No Escape From the Huckster
A few years ago, I watched a movie in Leicester Square in London. I was shocked to be bombarded with advertising before the show began and I remember thinking, “How wonderful it is that when we go to the movies in the States we are not assaulted by product advertising.”
So much for my foresight.
Nowadays, in America and probably many parts of the world, going to the movies before the feature comes on has become an annoying and aggressive assault on your nerves, eyeballs, hearing and intelligence; of course, the bottom line of all this hullabaloo is aimed straight at your pocketbook.
But wait, as they say in those TV “come on” commercials, let’s double the bottom line and reveal the real skinny on this assault.
There is no place on earth to escape this relentless all-encompassing tsunami of huckstering that has engulfed humanity.
Believe me, I understand advertising and every other lure out there in the zeitgeist designed to draw our attention to products, political candidates, ideologies and whatever. The objective is always the same. Surround us with messages. Make us buy. Make us believe.

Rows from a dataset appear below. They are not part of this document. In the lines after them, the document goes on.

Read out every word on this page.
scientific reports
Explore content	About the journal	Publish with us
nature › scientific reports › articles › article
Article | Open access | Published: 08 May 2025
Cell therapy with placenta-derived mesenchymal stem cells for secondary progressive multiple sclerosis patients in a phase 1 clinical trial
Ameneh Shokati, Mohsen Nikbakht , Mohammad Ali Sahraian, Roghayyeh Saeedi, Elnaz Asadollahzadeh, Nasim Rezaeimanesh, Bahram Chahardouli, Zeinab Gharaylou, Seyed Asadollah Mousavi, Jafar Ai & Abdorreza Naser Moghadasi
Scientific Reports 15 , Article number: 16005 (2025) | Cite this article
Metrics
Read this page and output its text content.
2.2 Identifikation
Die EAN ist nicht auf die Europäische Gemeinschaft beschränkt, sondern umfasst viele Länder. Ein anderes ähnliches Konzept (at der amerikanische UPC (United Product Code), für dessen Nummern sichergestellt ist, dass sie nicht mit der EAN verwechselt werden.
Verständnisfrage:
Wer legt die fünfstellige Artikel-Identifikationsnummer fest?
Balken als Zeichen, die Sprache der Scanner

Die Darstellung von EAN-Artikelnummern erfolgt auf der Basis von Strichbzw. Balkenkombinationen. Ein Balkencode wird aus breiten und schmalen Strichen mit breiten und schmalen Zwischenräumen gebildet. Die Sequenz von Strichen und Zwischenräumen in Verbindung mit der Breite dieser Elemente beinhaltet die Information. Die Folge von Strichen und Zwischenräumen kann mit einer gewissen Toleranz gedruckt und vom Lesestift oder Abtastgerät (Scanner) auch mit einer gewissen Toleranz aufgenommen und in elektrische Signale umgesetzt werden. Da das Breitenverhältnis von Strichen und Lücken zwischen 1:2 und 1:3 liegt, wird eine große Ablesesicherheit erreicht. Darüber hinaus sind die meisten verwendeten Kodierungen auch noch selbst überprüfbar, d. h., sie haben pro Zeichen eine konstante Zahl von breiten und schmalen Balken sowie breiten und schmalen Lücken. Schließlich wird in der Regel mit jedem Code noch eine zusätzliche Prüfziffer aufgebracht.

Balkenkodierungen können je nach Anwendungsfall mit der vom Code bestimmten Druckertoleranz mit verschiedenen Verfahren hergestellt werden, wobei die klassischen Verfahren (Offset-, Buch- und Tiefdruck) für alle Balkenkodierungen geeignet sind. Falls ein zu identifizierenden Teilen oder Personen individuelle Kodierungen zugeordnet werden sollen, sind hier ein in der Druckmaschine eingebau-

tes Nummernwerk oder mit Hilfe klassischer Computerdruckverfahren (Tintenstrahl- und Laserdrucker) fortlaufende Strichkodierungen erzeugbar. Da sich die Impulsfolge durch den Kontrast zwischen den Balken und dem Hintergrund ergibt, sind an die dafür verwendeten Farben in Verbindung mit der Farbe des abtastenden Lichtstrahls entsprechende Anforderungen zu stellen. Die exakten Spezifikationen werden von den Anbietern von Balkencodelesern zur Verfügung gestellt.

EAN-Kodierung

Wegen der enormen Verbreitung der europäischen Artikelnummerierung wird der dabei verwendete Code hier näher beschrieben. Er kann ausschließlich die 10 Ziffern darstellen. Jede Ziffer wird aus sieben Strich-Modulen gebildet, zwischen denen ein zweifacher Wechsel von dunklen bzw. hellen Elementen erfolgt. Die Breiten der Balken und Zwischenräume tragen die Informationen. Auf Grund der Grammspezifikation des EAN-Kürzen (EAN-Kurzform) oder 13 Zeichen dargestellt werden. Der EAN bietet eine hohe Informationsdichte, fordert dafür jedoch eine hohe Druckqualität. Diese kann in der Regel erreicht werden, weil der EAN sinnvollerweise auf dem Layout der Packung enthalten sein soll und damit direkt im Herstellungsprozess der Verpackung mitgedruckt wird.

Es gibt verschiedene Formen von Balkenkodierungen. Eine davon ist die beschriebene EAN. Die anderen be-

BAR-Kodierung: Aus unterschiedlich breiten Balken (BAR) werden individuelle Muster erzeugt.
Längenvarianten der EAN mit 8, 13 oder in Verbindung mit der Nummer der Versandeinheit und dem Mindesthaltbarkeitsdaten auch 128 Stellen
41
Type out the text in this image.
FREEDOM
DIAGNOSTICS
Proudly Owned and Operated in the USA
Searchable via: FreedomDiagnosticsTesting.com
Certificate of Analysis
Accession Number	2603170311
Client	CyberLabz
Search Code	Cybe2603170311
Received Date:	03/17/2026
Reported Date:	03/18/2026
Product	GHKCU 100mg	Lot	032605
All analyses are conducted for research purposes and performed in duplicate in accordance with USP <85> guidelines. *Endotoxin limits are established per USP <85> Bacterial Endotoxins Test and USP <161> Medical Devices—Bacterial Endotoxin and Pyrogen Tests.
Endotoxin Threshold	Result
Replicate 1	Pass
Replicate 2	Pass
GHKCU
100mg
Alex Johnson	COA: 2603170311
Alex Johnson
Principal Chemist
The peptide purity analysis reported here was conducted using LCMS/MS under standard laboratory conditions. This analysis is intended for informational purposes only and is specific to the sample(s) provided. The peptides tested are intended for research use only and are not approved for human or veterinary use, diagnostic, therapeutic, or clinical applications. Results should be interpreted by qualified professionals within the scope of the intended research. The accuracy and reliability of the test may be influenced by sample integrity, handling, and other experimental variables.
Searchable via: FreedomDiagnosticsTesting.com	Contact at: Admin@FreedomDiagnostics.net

I am not against advertising per se; I used to run an advertising agency myself. I understand the game plan, understand that consumerism makes the economy go round and round, understand that for businesses to survive their goods and inventions need to be sold, and understand that most of us are on the lookout to make our lives easier, to live longer, to see our kids make it in this ever more competitive world. But where is the balance? When is enough, enough?

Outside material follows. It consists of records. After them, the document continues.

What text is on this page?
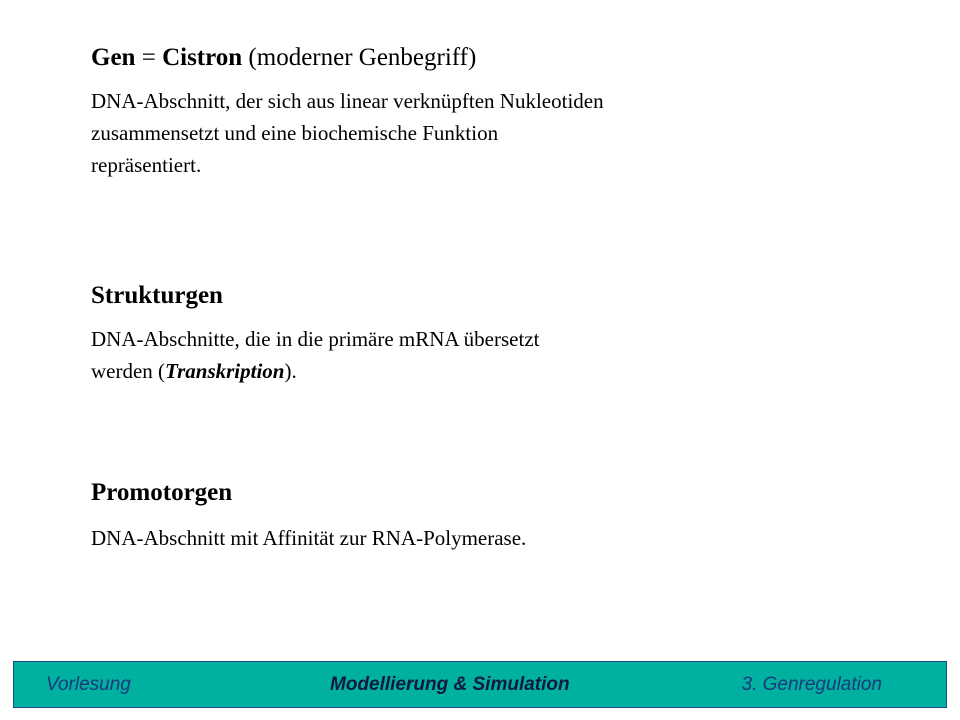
Gen = Cistron (moderner Genbegriff)

DNA-Abschnitt, der sich aus linear verknüpften Nukleotiden

zusammensetzt und eine biochemische Funktion

repräsentiert.

Strukturgen

DNA-Abschnitte, die in die primäre mRNA übersetzt

werden (Transkription).

Promotorgen

DNA-Abschnitt mit Affinität zur RNA-Polymerase.

Vorlesung	Modellierung & Simulation	3. Genregulation
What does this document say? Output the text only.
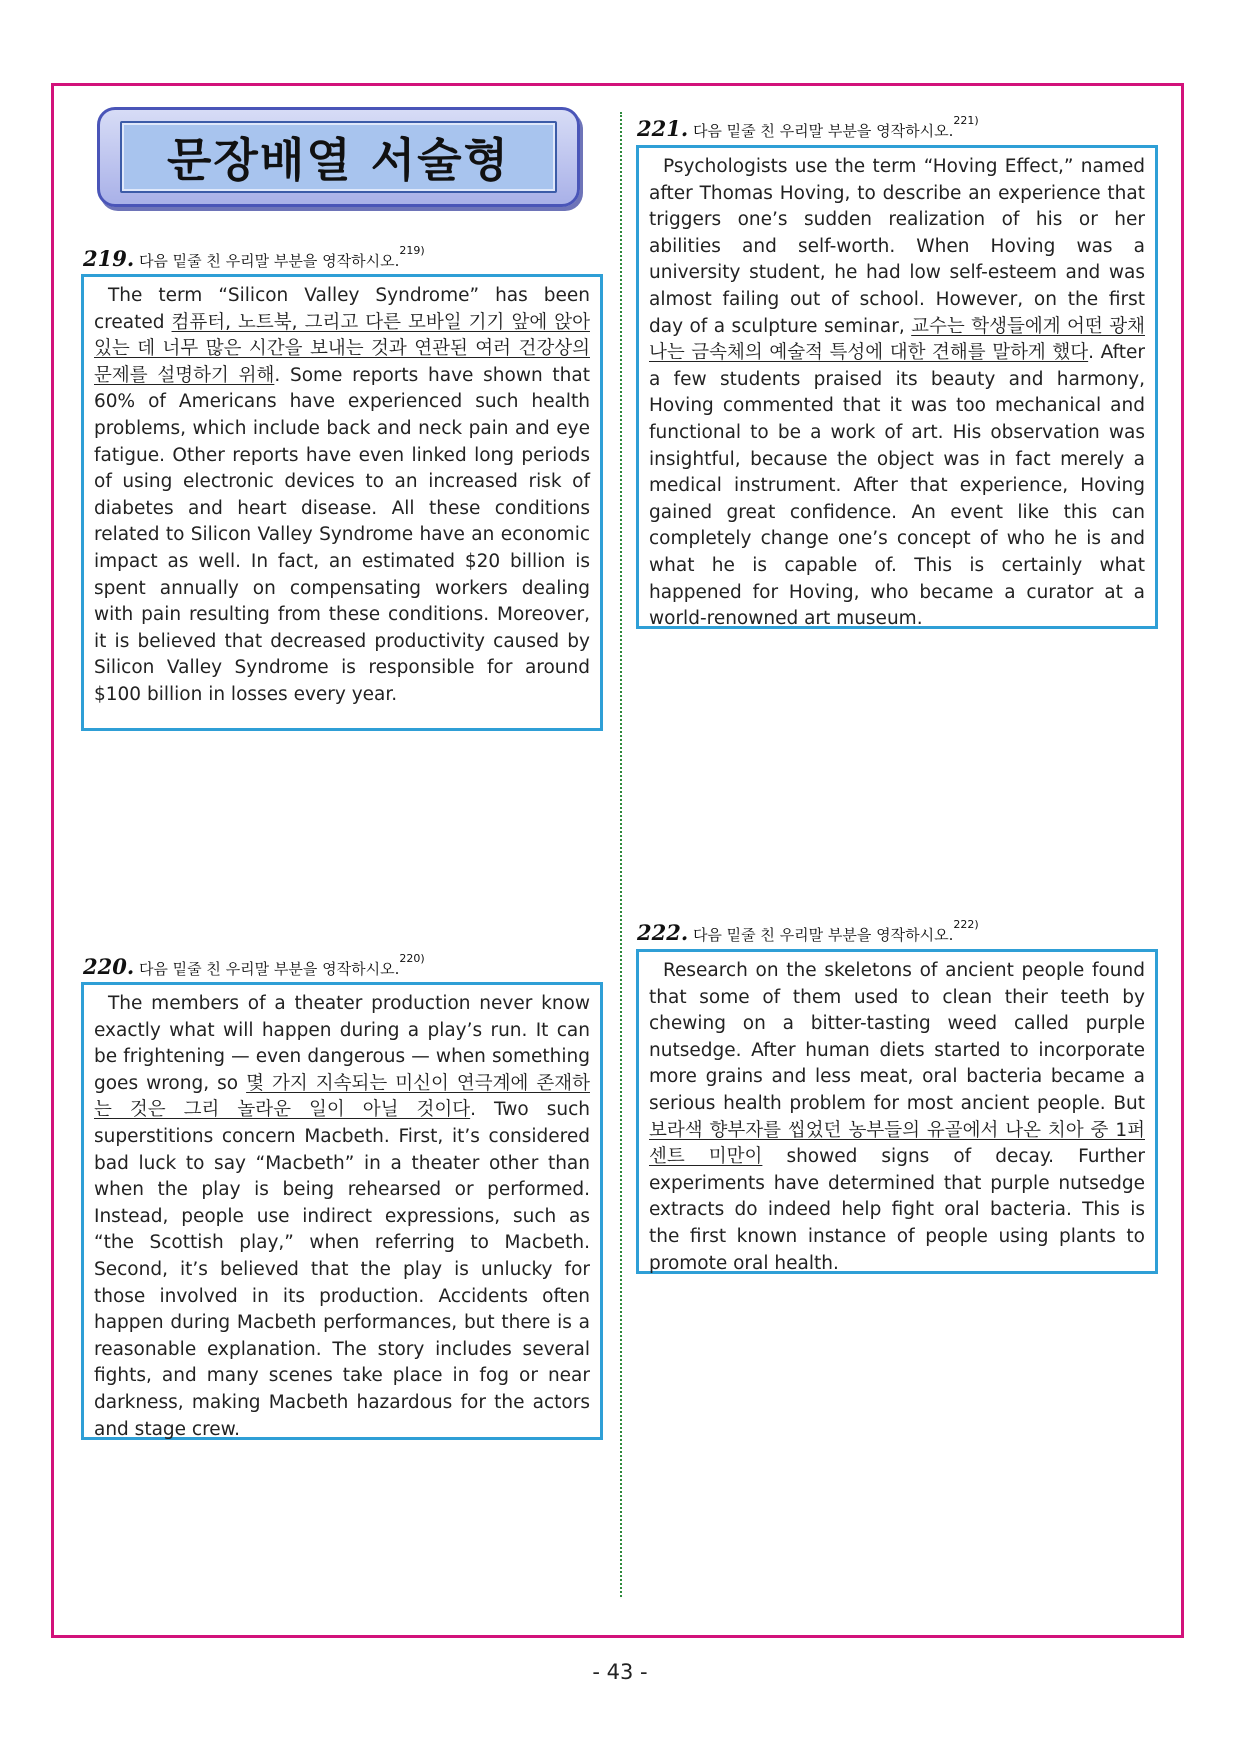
문장배열 서술형
219. 다음 밑줄 친 우리말 부분을 영작하시오.$^{219)}$

The term “Silicon Valley Syndrome” has been created 컴퓨터, 노트북, 그리고 다른 모바일 기기 앞에 앉아 있는 데 너무 많은 시간을 보내는 것과 연관된 여러 건강상의 문제를 설명하기 위해. Some reports have shown that 60% of Americans have experienced such health problems, which include back and neck pain and eye fatigue. Other reports have even linked long periods of using electronic devices to an increased risk of diabetes and heart disease. All these conditions related to Silicon Valley Syndrome have an economic impact as well. In fact, an estimated $20 billion is spent annually on compensating workers dealing with pain resulting from these conditions. Moreover, it is believed that decreased productivity caused by Silicon Valley Syndrome is responsible for around $100 billion in losses every year.

220. 다음 밑줄 친 우리말 부분을 영작하시오.$^{220)}$

The members of a theater production never know exactly what will happen during a play’s run. It can be frightening — even dangerous — when something goes wrong, so 몇 가지 지속되는 미신이 연극계에 존재하는 것은 그리 놀라운 일이 아닐 것이다. Two such superstitions concern Macbeth. First, it’s considered bad luck to say “Macbeth” in a theater other than when the play is being rehearsed or performed. Instead, people use indirect expressions, such as “the Scottish play,” when referring to Macbeth. Second, it’s believed that the play is unlucky for those involved in its production. Accidents often happen during Macbeth performances, but there is a reasonable explanation. The story includes several fights, and many scenes take place in fog or near darkness, making Macbeth hazardous for the actors and stage crew.

221. 다음 밑줄 친 우리말 부분을 영작하시오.$^{221)}$

Psychologists use the term “Hoving Effect,” named after Thomas Hoving, to describe an experience that triggers one’s sudden realization of his or her abilities and self-worth. When Hoving was a university student, he had low self-esteem and was almost failing out of school. However, on the first day of a sculpture seminar, 교수는 학생들에게 어떤 광채 나는 금속체의 예술적 특성에 대한 견해를 말하게 했다. After a few students praised its beauty and harmony, Hoving commented that it was too mechanical and functional to be a work of art. His observation was insightful, because the object was in fact merely a medical instrument. After that experience, Hoving gained great confidence. An event like this can completely change one’s concept of who he is and what he is capable of. This is certainly what happened for Hoving, who became a curator at a world-renowned art museum.

222. 다음 밑줄 친 우리말 부분을 영작하시오.$^{222)}$

Research on the skeletons of ancient people found that some of them used to clean their teeth by chewing on a bitter-tasting weed called purple nutsedge. After human diets started to incorporate more grains and less meat, oral bacteria became a serious health problem for most ancient people. But 보라색 향부자를 씹었던 농부들의 유골에서 나온 치아 중 1퍼센트 미만이 showed signs of decay. Further experiments have determined that purple nutsedge extracts do indeed help fight oral bacteria. This is the first known instance of people using plants to promote oral health.

- 43 -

I understand, too, that we, us, you and I, have been parsed, analyzed, slotted, and sliced and diced by an army of demographers, poll takers, profilers, psychologists, statisticians and battalions of information gatherers whose motives are to invade our brains, our fantasies and desires, our sex lives, our opinions, our habits and our preferences. Like fly fisherman searching for the trout’s current appetite for a particular aerial bug, the persuasion industry’s sole goal is “match the hatch.”
The objective is to get into our minds, into our pants, our digestive systems, our taste buds, our “characteristics,” our motives, our secret desires, and hopes and dreams, and induce us to recognize logos, embed them in our memory and motivate us to make judgments based on the familiar, the recognizable, the brand.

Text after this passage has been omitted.